I am reading Andrew Browder's book: "Mathematical Analysis: An Introduction" ... ...

I am currently reading Chapter 3: Continuous Functions on Intervals and am currently focused on Section 3.1 Limits and Continuity ... ...

I need some help in understanding the proof of Proposition 3.7 ...Proposition 3.7 and its proof read as follows:View attachment 9509
In the above proof by Andrew Browder we read the following:

" ... ... Clearly $$A\leq f(t) \leq B$$ since $$f$$ is increasing ... ... "
Can someone demonstrate, formally and rigorously that $$A\leq f(t) \leq B$$ ... ...Note: Although it seems highly plausible, given the definitions of $$A$$ and $$B$$ and given also that $$f$$ is increasing, that $$A\leq f(t) \leq B$$ .. I am unable to prove it rigorously ... Hope someone can help ...

Peter

 

[GJA]

Hi Peter,

Since $f$ is increasing we know $x_{1}<x_{2}\,\Longrightarrow\, f(x_{1})\leq f(x_{2}).$ This means that $f(t)$ is an upper bound for the set $\{f(s)\,\vert\, s < t\}$ and a lower bound for $\{f(s)\,\vert\, t<s\}$. Does that help resolve the issue?

 

[Math Amateur]

Hi Peter,

Since $f$ is increasing we know $x_{1}<x_{2}\,\Longrightarrow\, f(x_{1})\leq f(x_{2}).$ This means that $f(t)$ is an upper bound for the set $\{f(s)\,\vert\, s < t\}$ and a lower bound for $\{f(s)\,\vert\, t<s\}$. Does that help resolve the issue?
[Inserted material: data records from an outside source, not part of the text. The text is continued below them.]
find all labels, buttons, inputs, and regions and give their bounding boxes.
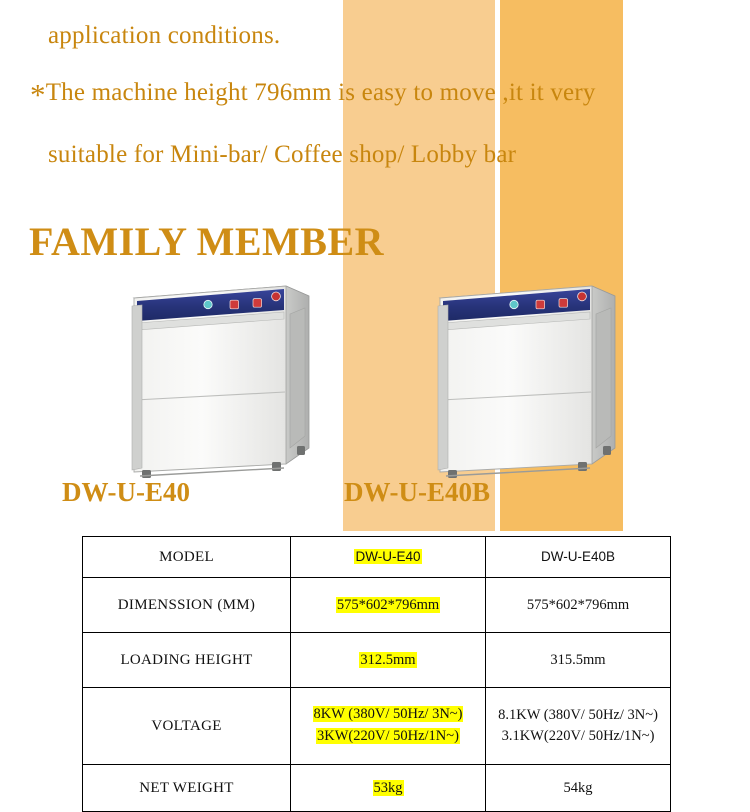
cell-value: 315.5mm: [550, 651, 606, 668]
voltage-b-line-2: 3.1KW(220V/ 50Hz/1N~): [501, 728, 655, 744]
table-row: [83, 537, 671, 578]
dishwasher-illustration: [104, 276, 319, 484]
product-caption-right: DW-U-E40B: [344, 477, 490, 507]
voltage-b-line-1: 8.1KW (380V/ 50Hz/ 3N~): [498, 706, 658, 723]
cell-loading-height-b: [486, 633, 671, 688]
voltage-a-line-2: 3KW(220V/ 50Hz/1N~): [317, 728, 459, 744]
cell-value: DW-U-E40B: [540, 548, 615, 564]
cell-value: 54kg: [563, 779, 593, 796]
intro-line-3: suitable for Mini-bar/ Coffee shop/ Lobby bar: [48, 141, 517, 168]
cell-value-highlighted: 312.5mm: [360, 651, 416, 668]
cell-value-highlighted: 53kg: [373, 779, 403, 796]
cell-dimension-a: [291, 578, 486, 633]
table-row: [83, 578, 671, 633]
cell-voltage-a: [291, 688, 486, 765]
cell-loading-height-a: [291, 633, 486, 688]
product-image-dw-u-e40b: [410, 276, 625, 484]
cell-value-highlighted: 575*602*796mm: [336, 596, 440, 613]
intro-line-1: application conditions.: [48, 22, 281, 49]
dishwasher-illustration: [410, 276, 625, 484]
specification-table: [82, 536, 671, 812]
row-label-model: MODEL: [83, 537, 291, 578]
family-member-heading: FAMILY MEMBER: [29, 219, 385, 264]
cell-voltage-b: [486, 688, 671, 765]
row-label-loading-height: LOADING HEIGHT: [83, 633, 291, 688]
row-label-voltage: VOLTAGE: [83, 688, 291, 765]
cell-dimension-b: [486, 578, 671, 633]
row-label-net-weight: NET WEIGHT: [83, 765, 291, 812]
intro-line-2: [30, 77, 596, 112]
row-label-dimension: DIMENSSION (MM): [83, 578, 291, 633]
product-caption-left: DW-U-E40: [62, 477, 190, 507]
table-row: [83, 765, 671, 812]
cell-model-b: [486, 537, 671, 578]
voltage-a-line-1: 8KW (380V/ 50Hz/ 3N~): [313, 706, 463, 723]
cell-value-highlighted: DW-U-E40: [355, 548, 421, 564]
table-row: [83, 688, 671, 765]
cell-net-weight-a: [291, 765, 486, 812]
cell-model-a: [291, 537, 486, 578]
asterisk-bullet-icon: *: [30, 77, 46, 112]
cell-value: 575*602*796mm: [526, 596, 630, 613]
intro-line-2-text: The machine height 796mm is easy to move ,it it very: [45, 79, 596, 106]
product-image-dw-u-e40: [104, 276, 319, 484]
cell-net-weight-b: [486, 765, 671, 812]
table-row: [83, 633, 671, 688]
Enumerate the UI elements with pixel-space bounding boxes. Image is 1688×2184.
Thanks so so much for the help GJA ...

Reflecting on what you have said ...

Beginning to suspect that I'm overthinking this issue ...

Thanks again for the help ...

Peter

 

[GJA]

Hi Peter,

Always happy to help in any way that I can. I had a tough time too when it came to understanding supremums and infimums. The words "least upper" and "greatest lower" don't hit the ear right initially.